Tal ignorância é acentuada nos versos finais da seção, quando Cristo exibe a incongruência dos homens (especialmente dos escribas e fariseus) em rejeitar o Evangelho, pois, se veio um - João, o batista - "se amoldando" aos padrões éticos que eles defendiam, acusaram-no de ter demônio, se veio outro (i.e. Cristo), "fora desses padrões" - o que poderia sugerir que os agradaria - o condenaram.
A única conclusão possível é que tais homens estavam cegos e indiferentes à mensagem de salvação que estava sendo pregada pelo Senhor Jesus, e assim, "a sabedoria é justificada por suas obras", ou noutras palavras, se alguém de fato recebeu o Reino de Deus, haveria de manifestar isso, diferentemente da geração incrédula que resistam ao Messias.
Mateus por meio deste texto, encoraja a igreja a crer no programa infalível do Reino que já havia inagurado os tempos finais de completude para sua publicação, e consequentemente, consumação da obra redentiva.

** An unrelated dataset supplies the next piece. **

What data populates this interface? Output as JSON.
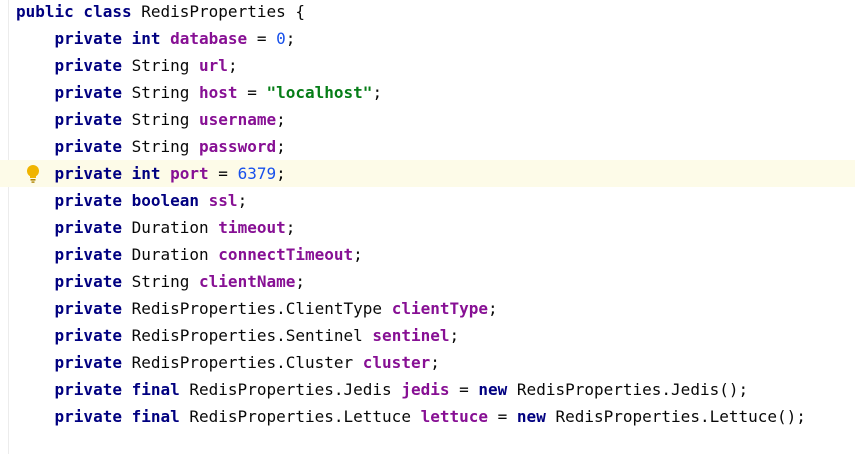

Além disso, o presente texto funciona como uma intersecção explicativa entre a os parágrafos anteriores, e a nova divisão do evangelho: se antes Cristo demonstrada as agruras que os discípulos sofreriam por pregar o Evangelho, o autor através desta fala de Cristo, expõe o exemplo vivo do caminho árduo a ser trilhado pelo servos do Senhor, que, embora seja difícil, serve de referência a cada crente de que o fim está próximo, pois o tempo é da publicação do Reino dos céus é chegado.
Transição
As dificuldades enfrentadas por todo aquele que foi chamado ao Reino, de publicar o Evangelho por meio do testemunho (cf. gr. "μαρτύριον"), não somente os conectam a Cristo e seu sofrimento messiânico, mas também lhes serve de consolo em saber que o tempo é chegado; a publicação do Reino é iminente e o tempo de redenção se aproxima.
Mediante essa leitura, o princípio ressaltado pelo Evangelista no texto, também é direcionado pelo autor divino, a todos os crentes, em todos os tempos.
Aplicação
O sofrimento e perseguição apontam para o tempo da publicação do Reino.
João pergunta a Cristo se aquele era o momento em que o Rei seria publicado, e, ironicamente, Cristo demonstra que ele mesmo é o sinal afirmativo disso. Através de seu testemunho (i.e. pregação e martírio), João havia declarado a chegada do Messias, num primeiro momento, e agora, segundo a interpretação do próprio Senhor Jesus, que o Reino estava para ser publicado, encaminhando a história da redenção para seus momentos finais.
Da mesma forma, o Evangelho de Mateus 11.2-19, nos declara que aquelas perseguições profetizadas por Cristo que sofreríamos, são na verdade provas inequívocas de que estamos prestes a escutar as últimas badalas do relógio divino, que demarca o retorno do Rei e a publicação de seu império.
Assim, somos chamados a sofrer por Cristo sim, porém, sabendo que esse sofrimento além de pífio comparado a glória a ser experimentada por nós por ocasião de seu retorno, será breve, pois aquele que há de vir virá, e não tardará (Hb 10.37-Hc 2.3-4).
Conclusão
Como veremos mais adiante, muitos sinais foram concedidos por Cristo como prenúncios de seu retorno, porém, o mais intenso deles é o testemunho de sua volta concedido ao mundo por intermédio dos próprios agentes do Reino.
Não nos envergonhemos de sofrer por Cristo, nem de testemunhar de seu evangelho, ainda que sejamos atirados ao cárcere ou mortos, pois, com nossas vidas estamos demonstrando a realidade iminente da chegada do Reino, para a glória de Deus.